Los psiquiatras y psicólogos que han evaluado a José Bretón concluyeron que no presentaba ningún trastorno psicológico, ni enfermedad mental. Al mismo tiempo señalaron rasgos obsesivos de personalidad, lo definen como controlador y escrupuloso, así como emocionalmente frío. Ponen el acento en su ausencia de sentimientos, al mismo tiempo que destacan su mirada amenazante (no parpadea) e intimidatoria. Bretón no se divide subjetivamente y aparenta una total ausencia de conciencia moral. Esta es la descripción, paradójica, que se hace de un hombre supuestamente sano. Pero este hombre que no se altera en el escenario del crimen, ni en los interrogatorios, no es verdad que sea incapaz de manifestar sentimientos. Muy al contrario, es un hombre dominado por una pasión: el odio.

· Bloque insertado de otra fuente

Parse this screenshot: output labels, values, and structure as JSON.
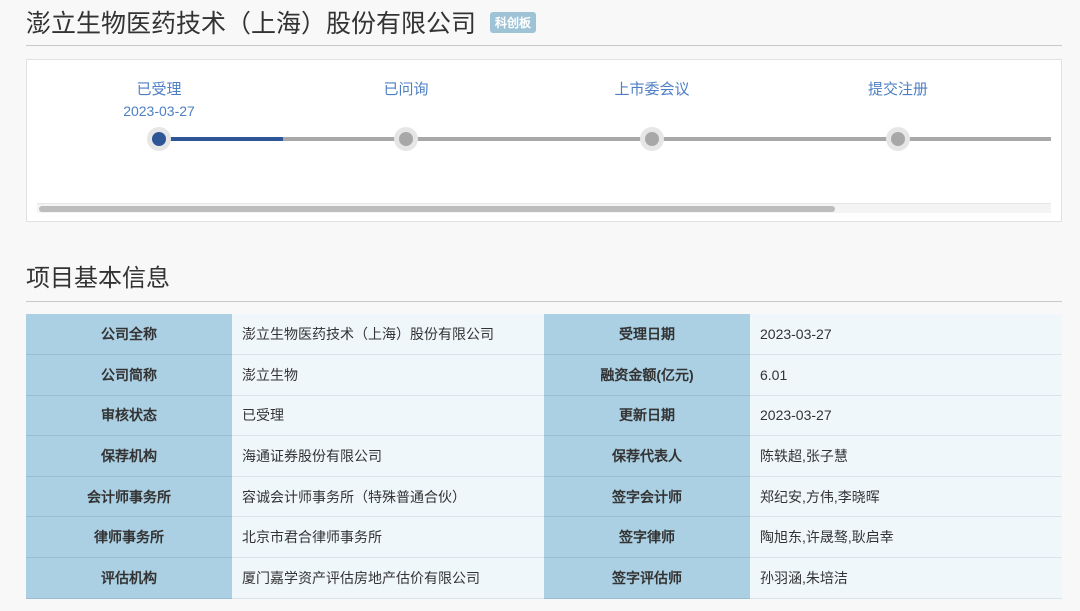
{
  "header": {
    "title": "澎立生物医药技术（上海）股份有限公司",
    "badge": "科创板"
  },
  "timeline": {
    "steps": [
      {
        "label": "已受理",
        "date": "2023-03-27",
        "done": true
      },
      {
        "label": "已问询",
        "date": ""
      },
      {
        "label": "上市委会议",
        "date": ""
      },
      {
        "label": "提交注册",
        "date": ""
      }
    ]
  },
  "section": {
    "title": "项目基本信息"
  },
  "rows": [
    {
      "k1": "公司全称",
      "v1": "澎立生物医药技术（上海）股份有限公司",
      "k2": "受理日期",
      "v2": "2023-03-27"
    },
    {
      "k1": "公司简称",
      "v1": "澎立生物",
      "k2": "融资金额(亿元)",
      "v2": "6.01"
    },
    {
      "k1": "审核状态",
      "v1": "已受理",
      "k2": "更新日期",
      "v2": "2023-03-27"
    },
    {
      "k1": "保荐机构",
      "v1": "海通证券股份有限公司",
      "k2": "保荐代表人",
      "v2": "陈轶超,张子慧"
    },
    {
      "k1": "会计师事务所",
      "v1": "容诚会计师事务所（特殊普通合伙）",
      "k2": "签字会计师",
      "v2": "郑纪安,方伟,李晓晖"
    },
    {
      "k1": "律师事务所",
      "v1": "北京市君合律师事务所",
      "k2": "签字律师",
      "v2": "陶旭东,许晟骜,耿启幸"
    },
    {
      "k1": "评估机构",
      "v1": "厦门嘉学资产评估房地产估价有限公司",
      "k2": "签字评估师",
      "v2": "孙羽涵,朱培洁"
    }
  ],
  "colors": {
    "accent": "#2e5596",
    "label_bg": "#abcfe3",
    "value_bg": "#f0f7fb",
    "step_text": "#4d7fc4"
  }
}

José Bretón es un sujeto profundamente patológico. Solamente la confusión entre trastorno e imputabilidad puede llevar a decir que no es un trastornado. Es un trastornado aunque su patología no le exime ni de la ética ni de la responsabilidad penal. Cualquiera puede entender que matar a alguien, más aun a los propios hijos, no está al alcance de una mentalidad normal. Y no siempre un psicótico delira.

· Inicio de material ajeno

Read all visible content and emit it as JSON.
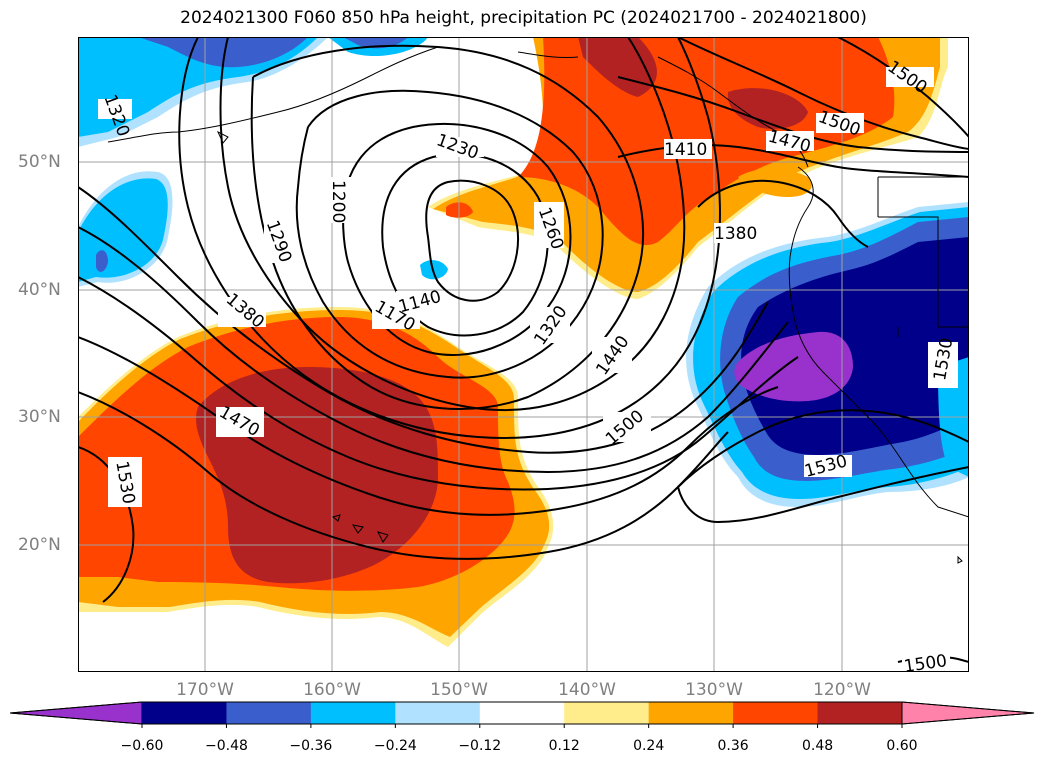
{
  "title": "2024021300 F060 850 hPa height, precipitation PC (2024021700 - 2024021800)",
  "lat_labels": [
    "50°N",
    "40°N",
    "30°N",
    "20°N"
  ],
  "lon_labels": [
    "170°W",
    "160°W",
    "150°W",
    "140°W",
    "130°W",
    "120°W"
  ],
  "colorbar": {
    "ticks": [
      "−0.60",
      "−0.48",
      "−0.36",
      "−0.24",
      "−0.12",
      "0.12",
      "0.24",
      "0.36",
      "0.48",
      "0.60"
    ],
    "colors": [
      "#9932cc",
      "#00008b",
      "#3a5fcd",
      "#00bfff",
      "#b0e2ff",
      "#ffffff",
      "#ffec8b",
      "#ffa500",
      "#ff4500",
      "#b22222",
      "#ff82ab"
    ]
  },
  "contour_labels": [
    "1320",
    "1230",
    "1200",
    "1290",
    "1260",
    "1410",
    "1470",
    "1500",
    "1500",
    "1380",
    "1140",
    "1170",
    "1380",
    "1320",
    "1440",
    "1470",
    "1500",
    "1530",
    "1530",
    "1530",
    "1500"
  ],
  "colors": {
    "contour": "#000000",
    "grid": "#a0a0a0",
    "coast": "#000000"
  }
}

La clave del acto de José Bretón puede dárnosla un suceso anterior de su vida. De vuelta de su servicio militar en Bosnia-Herzegovina estableció una relación de pareja con una chica. Ante el abandono por parte de esta, él se intentó suicidar. El abandono de la madre de sus hijos supone una repetición de lo imposible de asimilar. El abandono de una mujer suscita en Bretón el odio más intenso que, en este caso, ya no se dirige contra sí mismo. Ahora buscó, como Medea, provocar en quien lo dejó una herida imposible de cicatrizar.